The report came from the Washington-based International Food Policy Research Center as delegates from around the world gathered at the Mexican resort city in an attempt to develop a common strategy to combat warming trends.
IFPRI researchers said they fed 15 scenarios of population and income growth into supercomputer models of climate and found that “climate change worsens future human well-being, especially among the world’s poorest people.”
“Unlike the 20th century, when real agricultural prices declined, the first half of the 21st century is likely to see increases in real agricultural prices,” the IFPRI report said.

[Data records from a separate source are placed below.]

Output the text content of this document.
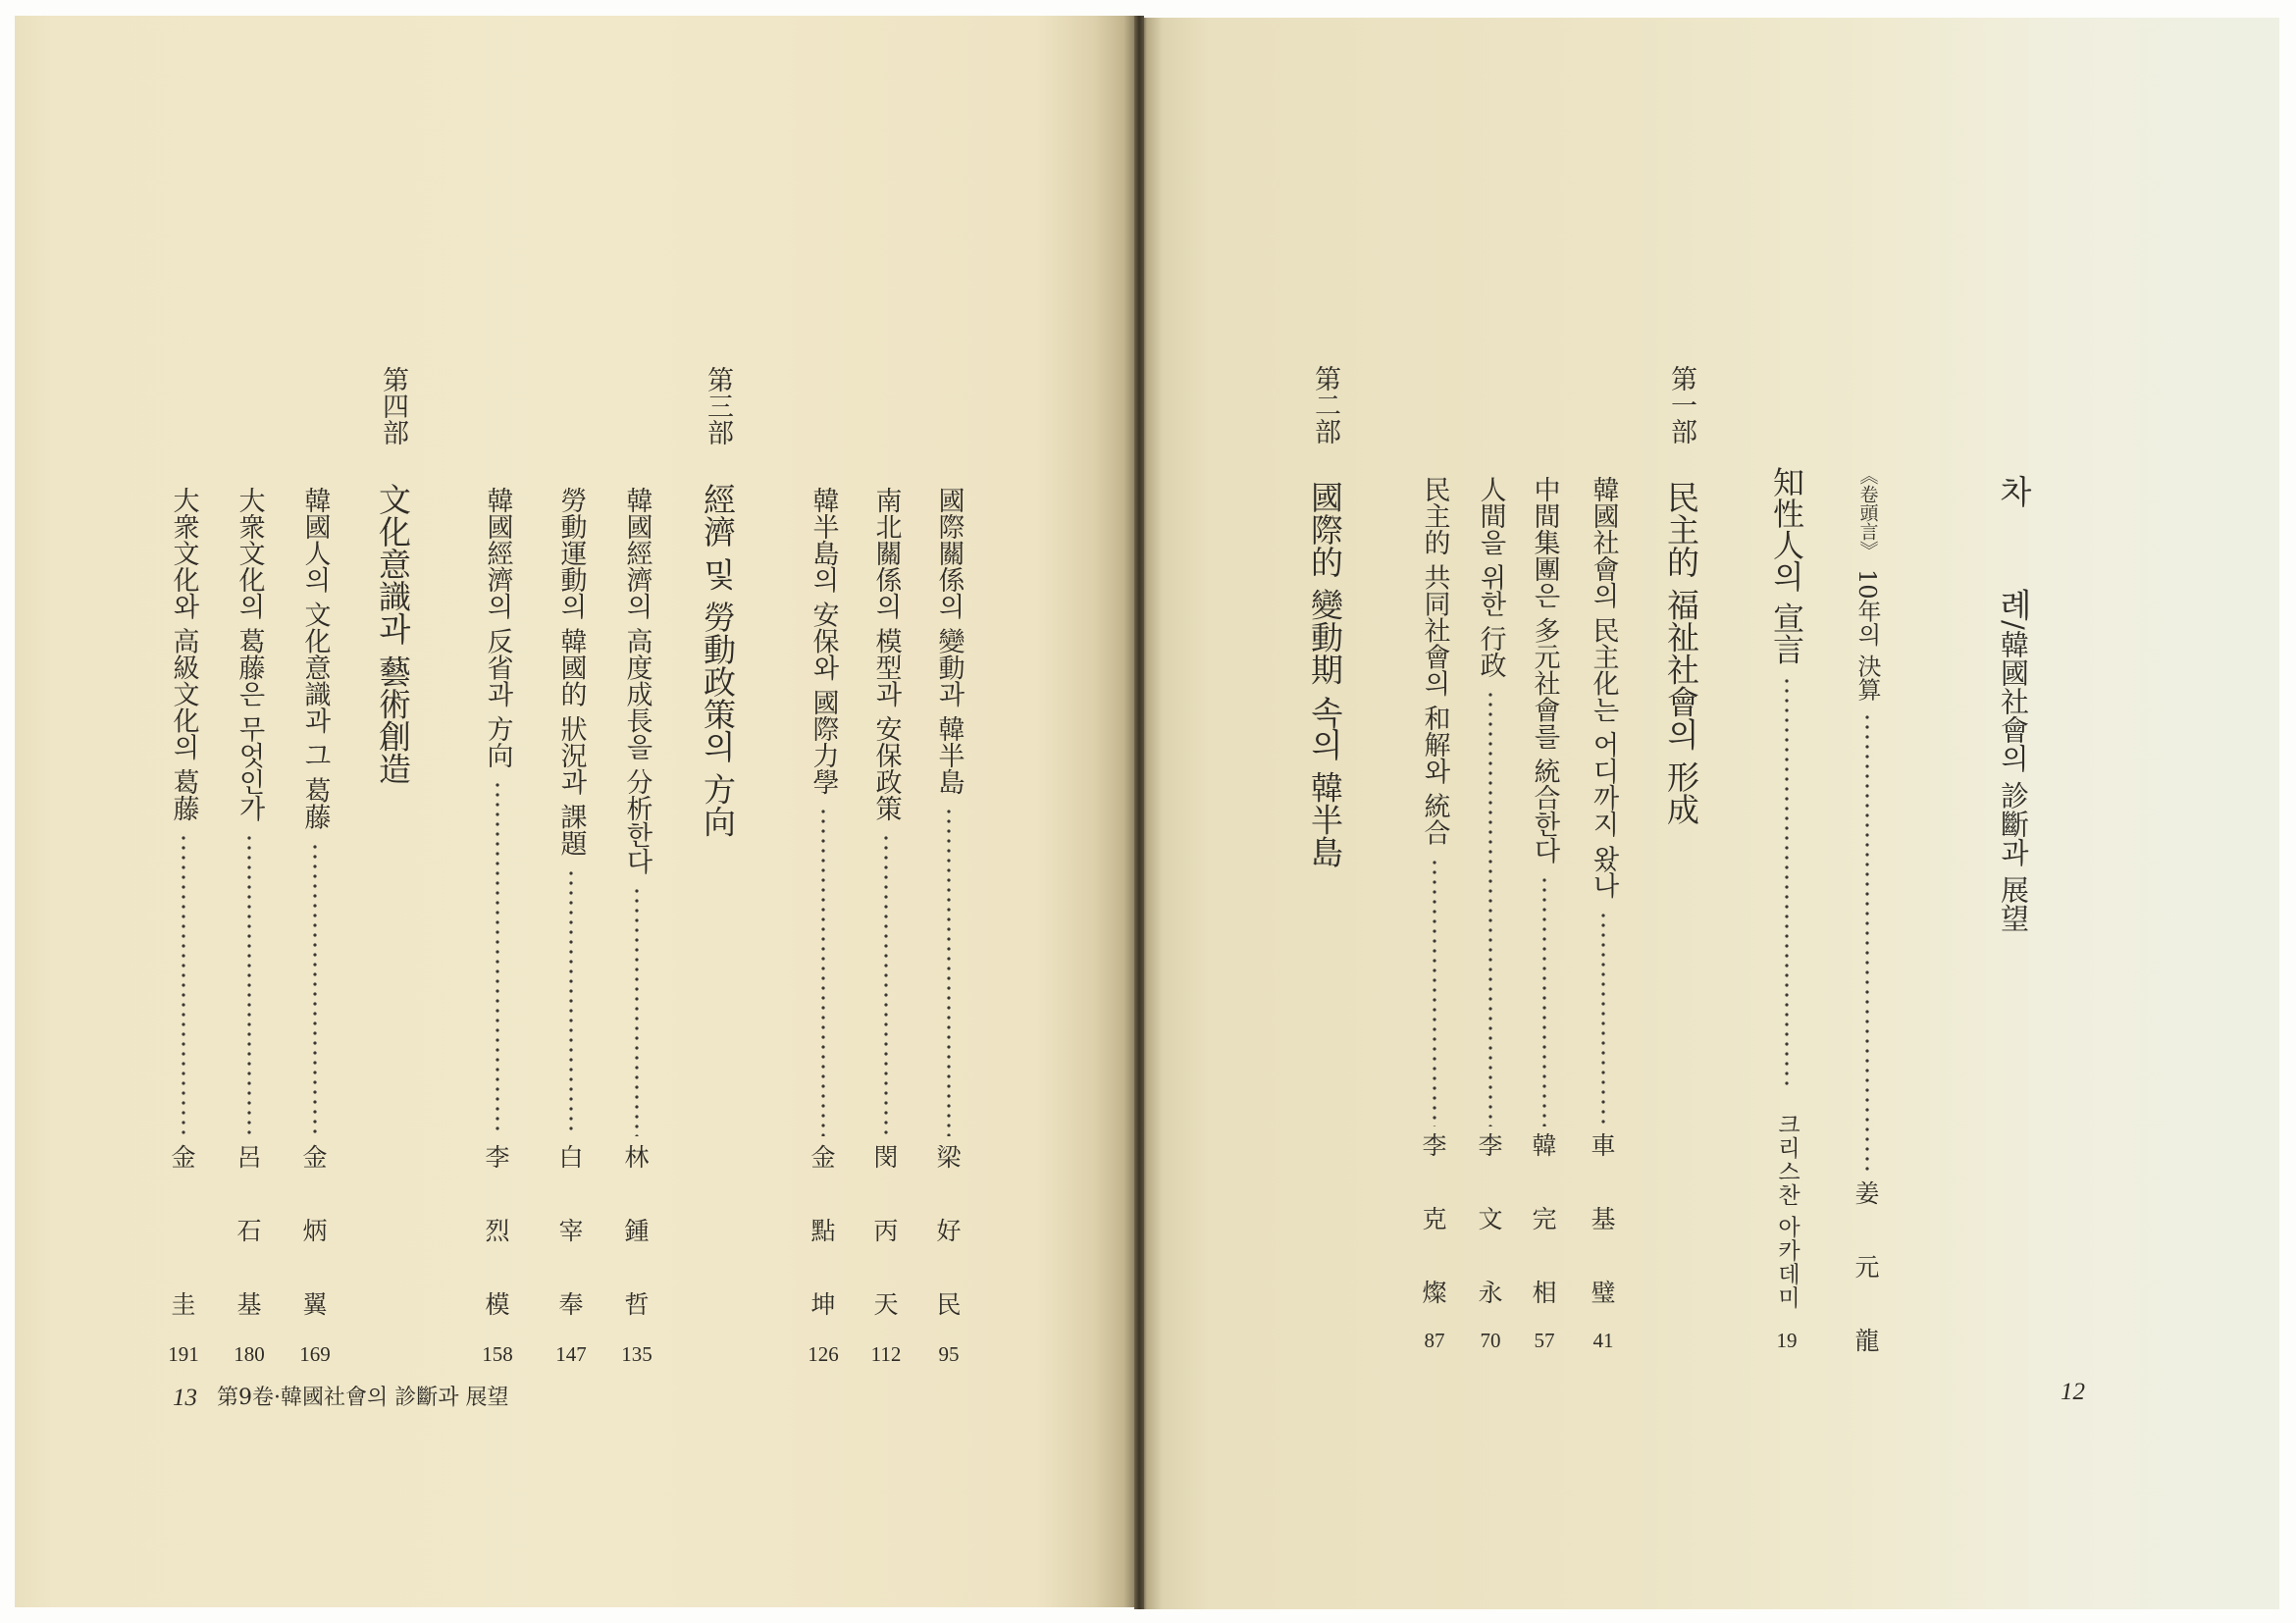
차 례
/韓國社會의 診斷과 展望
《卷頭言》
10年의 決算
姜
元
龍
知性人의 宣言
크리스찬 아카데미
19
第一部
民主的 福祉社會의 形成
韓國社會의 民主化는 어디까지 왔나
車
基
璧
41
中間集團은 多元社會를 統合한다
韓
完
相
57
人間을 위한 行政
李
文
永
70
民主的 共同社會의 和解와 統合
李
克
燦
87
第二部
國際的 變動期 속의 韓半島
12
國際關係의 變動과 韓半島
梁
好
民
95
南北關係의 模型과 安保政策
閔
丙
天
112
韓半島의 安保와 國際力學
金
點
坤
126
第三部
經濟 및 勞動政策의 方向
韓國經濟의 高度成長을 分析한다
林
鍾
哲
135
勞動運動의 韓國的 狀況과 課題
白
宰
奉
147
韓國經濟의 反省과 方向
李
烈
模
158
第四部
文化意識과 藝術創造
韓國人의 文化意識과 그 葛藤
金
炳
翼
169
大衆文化의 葛藤은 무엇인가
呂
石
基
180
大衆文化와 高級文化의 葛藤
金
圭
191
13 第9卷·韓國社會의 診斷과 展望
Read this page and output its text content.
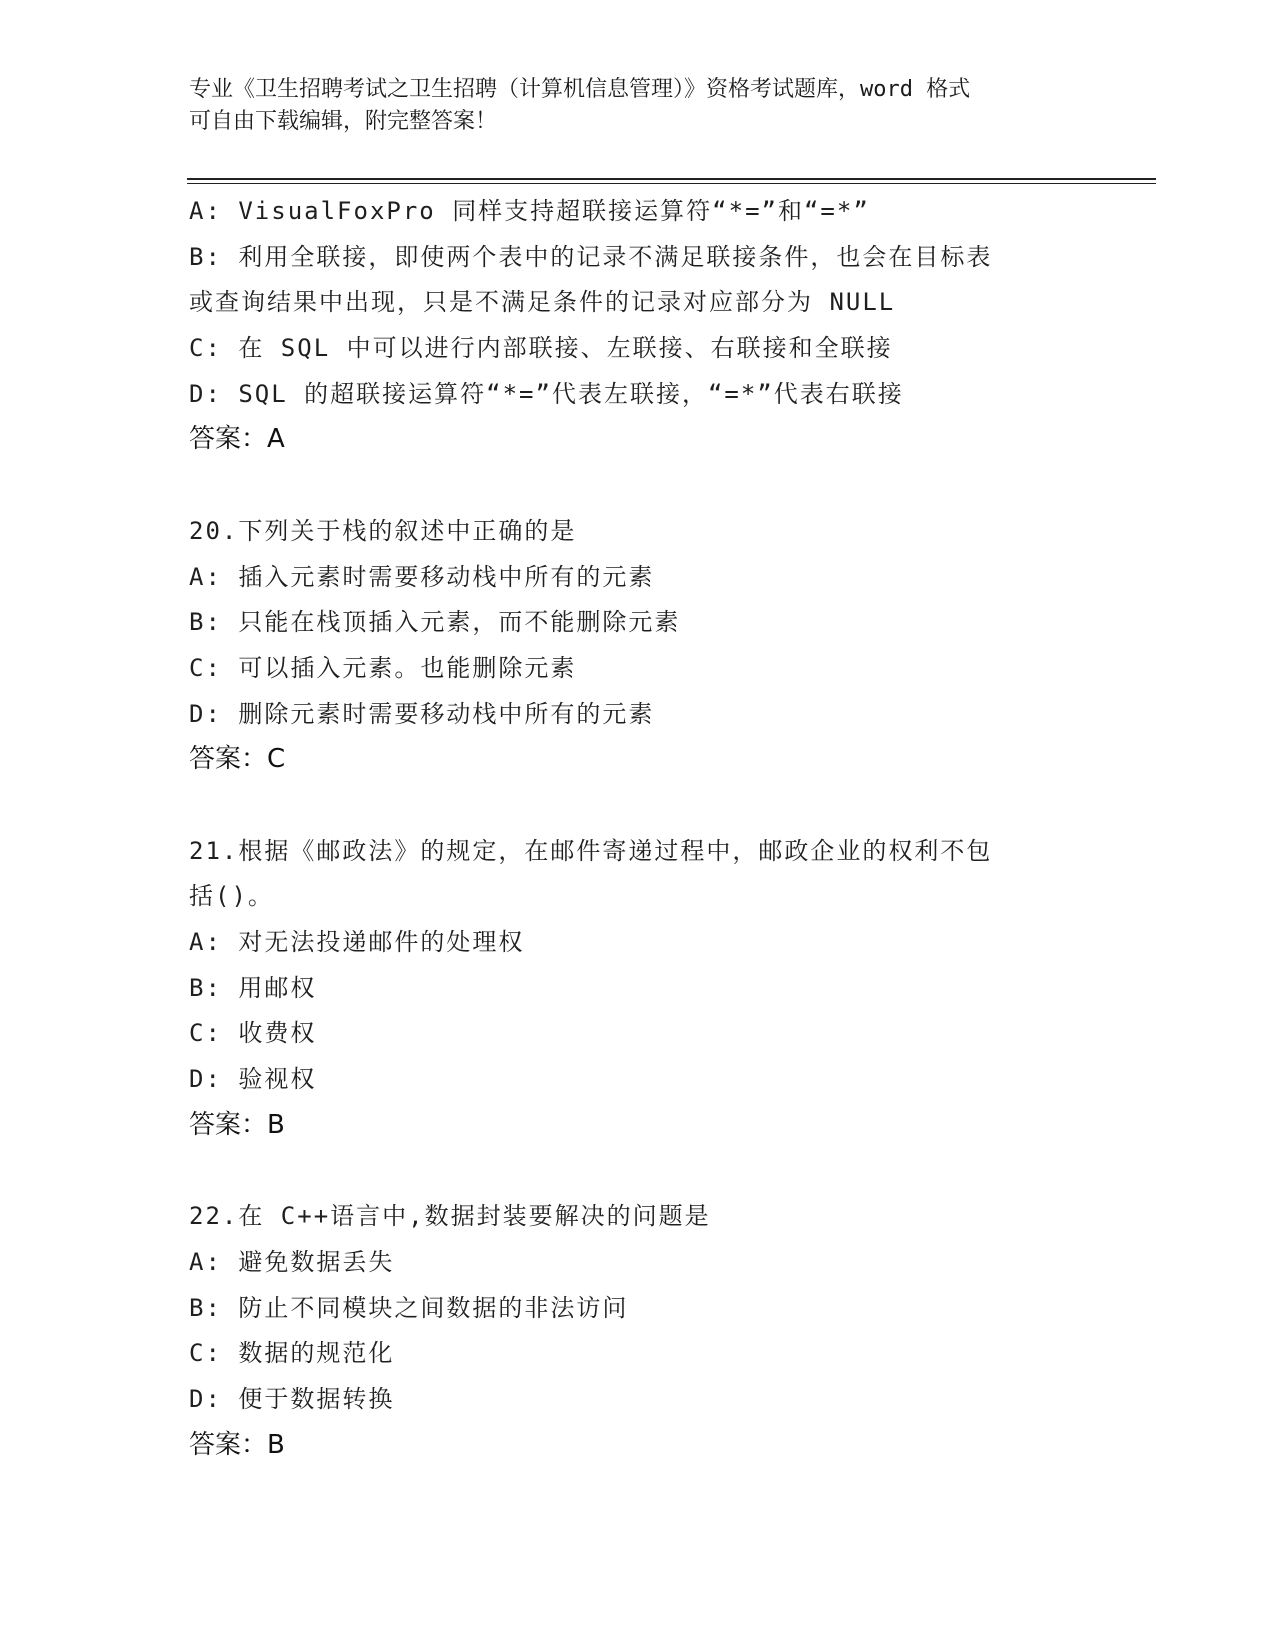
专业《卫生招聘考试之卫生招聘（计算机信息管理）》资格考试题库，word 格式
可自由下载编辑，附完整答案！
A: VisualFoxPro 同样支持超联接运算符“*=”和“=*”
B: 利用全联接，即使两个表中的记录不满足联接条件，也会在目标表
或查询结果中出现，只是不满足条件的记录对应部分为 NULL
C: 在 SQL 中可以进行内部联接、左联接、右联接和全联接
D: SQL 的超联接运算符“*=”代表左联接，“=*”代表右联接
答案：A
20.下列关于栈的叙述中正确的是
A: 插入元素时需要移动栈中所有的元素
B: 只能在栈顶插入元素，而不能删除元素
C: 可以插入元素。也能删除元素
D: 删除元素时需要移动栈中所有的元素
答案：C
21.根据《邮政法》的规定，在邮件寄递过程中，邮政企业的权利不包
括()。
A: 对无法投递邮件的处理权
B: 用邮权
C: 收费权
D: 验视权
答案：B
22.在 C++语言中,数据封装要解决的问题是
A: 避免数据丢失
B: 防止不同模块之间数据的非法访问
C: 数据的规范化
D: 便于数据转换
答案：B
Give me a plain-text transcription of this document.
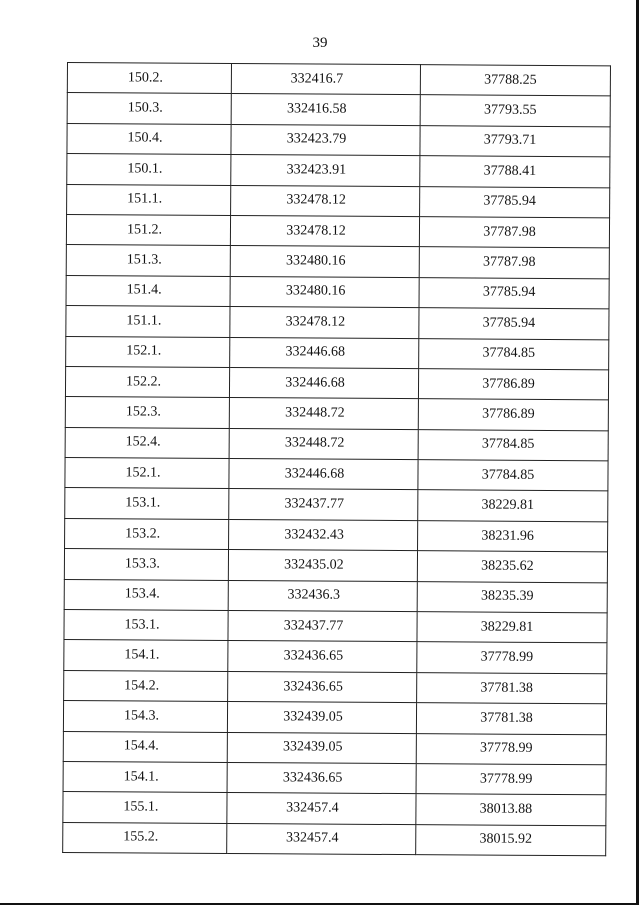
39
150.2.	332416.7	37788.25
150.3.	332416.58	37793.55
150.4.	332423.79	37793.71
150.1.	332423.91	37788.41
151.1.	332478.12	37785.94
151.2.	332478.12	37787.98
151.3.	332480.16	37787.98
151.4.	332480.16	37785.94
151.1.	332478.12	37785.94
152.1.	332446.68	37784.85
152.2.	332446.68	37786.89
152.3.	332448.72	37786.89
152.4.	332448.72	37784.85
152.1.	332446.68	37784.85
153.1.	332437.77	38229.81
153.2.	332432.43	38231.96
153.3.	332435.02	38235.62
153.4.	332436.3	38235.39
153.1.	332437.77	38229.81
154.1.	332436.65	37778.99
154.2.	332436.65	37781.38
154.3.	332439.05	37781.38
154.4.	332439.05	37778.99
154.1.	332436.65	37778.99
155.1.	332457.4	38013.88
155.2.	332457.4	38015.92
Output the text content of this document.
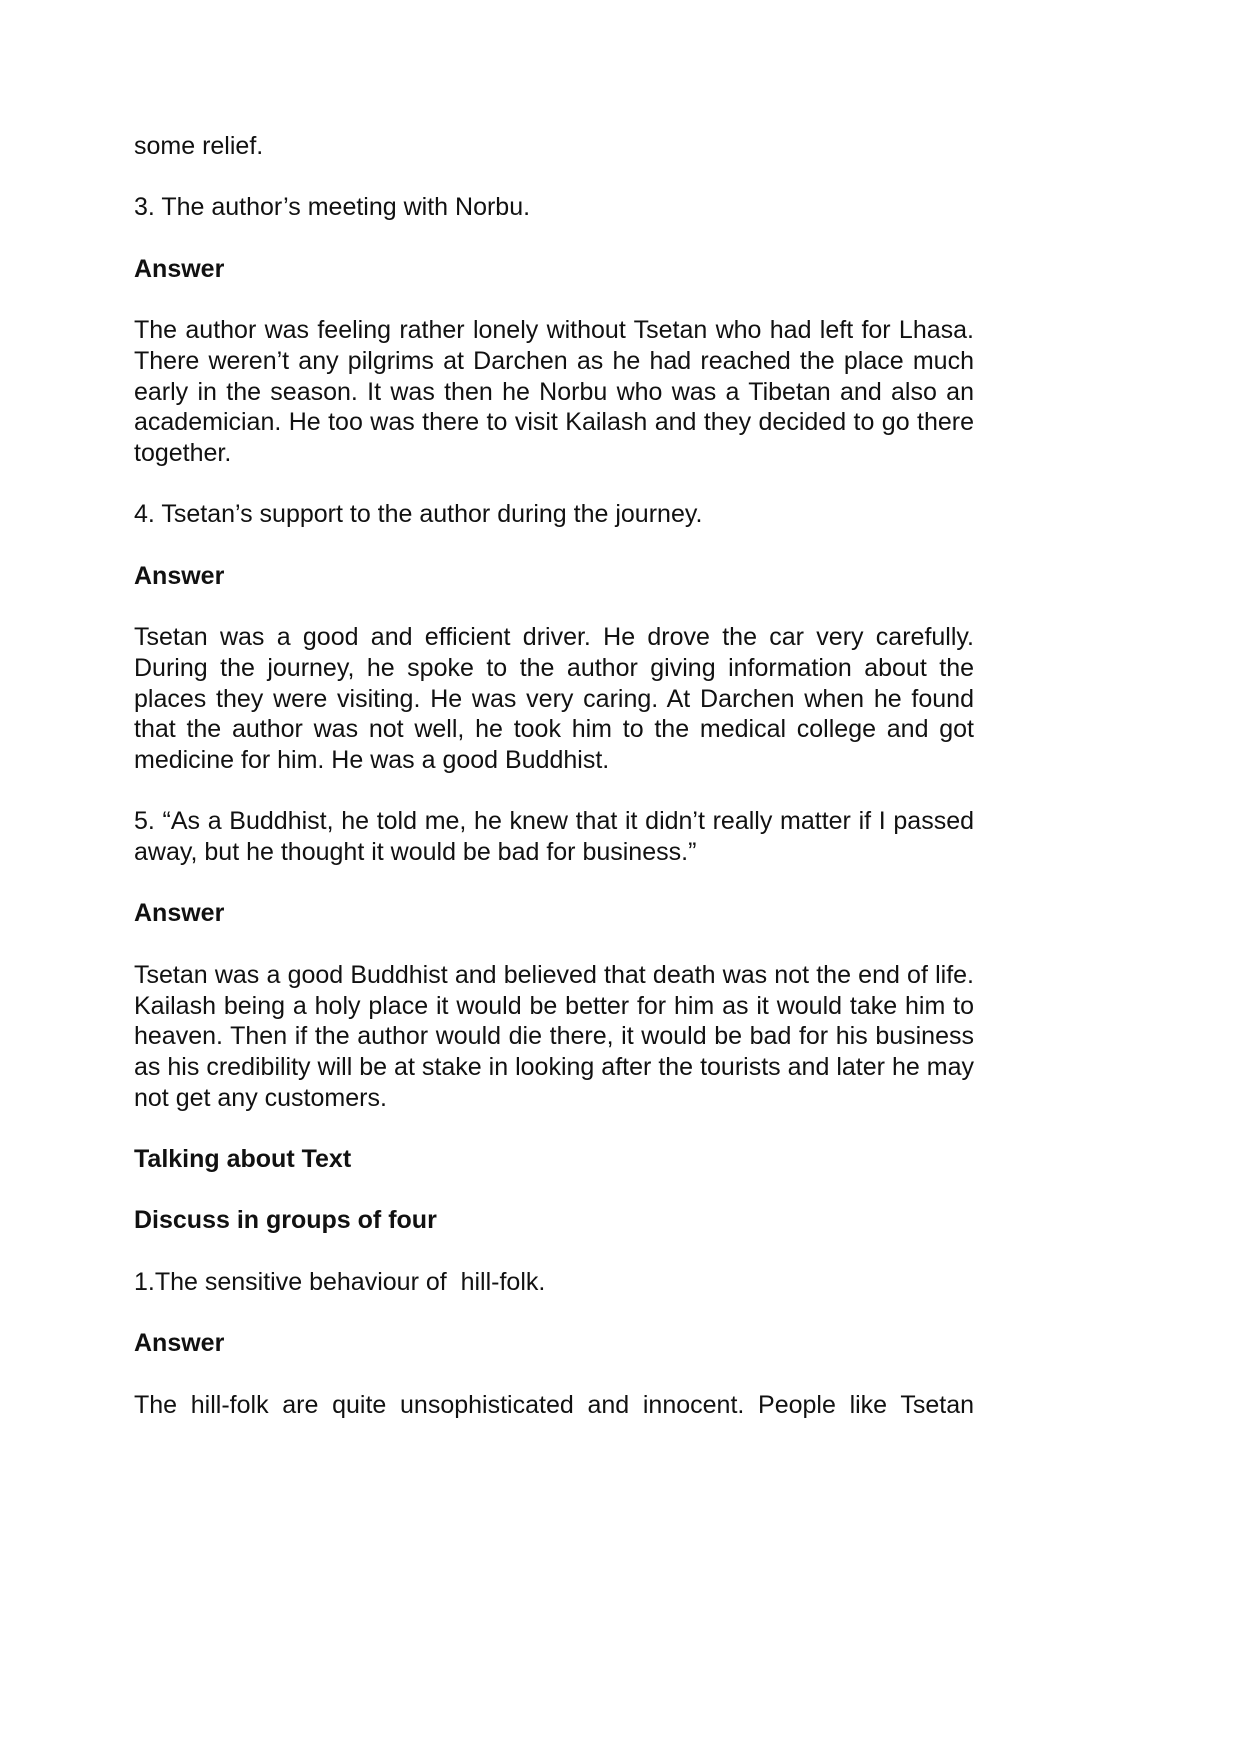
some relief.

3. The author’s meeting with Norbu.

Answer

The author was feeling rather lonely without Tsetan who had left for Lhasa. There weren’t any pilgrims at Darchen as he had reached the place much early in the season. It was then he Norbu who was a Tibetan and also an academician. He too was there to visit Kailash and they decided to go there together.

4. Tsetan’s support to the author during the journey.

Answer

Tsetan was a good and efficient driver. He drove the car very carefully. During the journey, he spoke to the author giving information about the places they were visiting. He was very caring. At Darchen when he found that the author was not well, he took him to the medical college and got medicine for him. He was a good Buddhist.

5. “As a Buddhist, he told me, he knew that it didn’t really matter if I passed away, but he thought it would be bad for business.”

Answer

Tsetan was a good Buddhist and believed that death was not the end of life. Kailash being a holy place it would be better for him as it would take him to heaven. Then if the author would die there, it would be bad for his business as his credibility will be at stake in looking after the tourists and later he may not get any customers.

Talking about Text

Discuss in groups of four

1.The sensitive behaviour of  hill-folk.

Answer

The hill-folk are quite unsophisticated and innocent. People like Tsetan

Even with “perfect mitigation,” the implausible complete elimination immediately of carbon dioxide and other greenhouse gas emissions, it said real prices for grain would rise because of growing demand and other factors — by 18 percent for rice by 2050 under the most optimistic scenario, to up to 34 percent for corn in the most pessimistic, a scenario envisioning high population growth.
The study said prices will be driven up by a combination of factors: a slowdown in productivity in some places caused by warming and shifting rain patterns, and an increase in demand because of population and income growth.
Development of higher-yielding varieties of essential crops could mitigate some of these effects, the study said.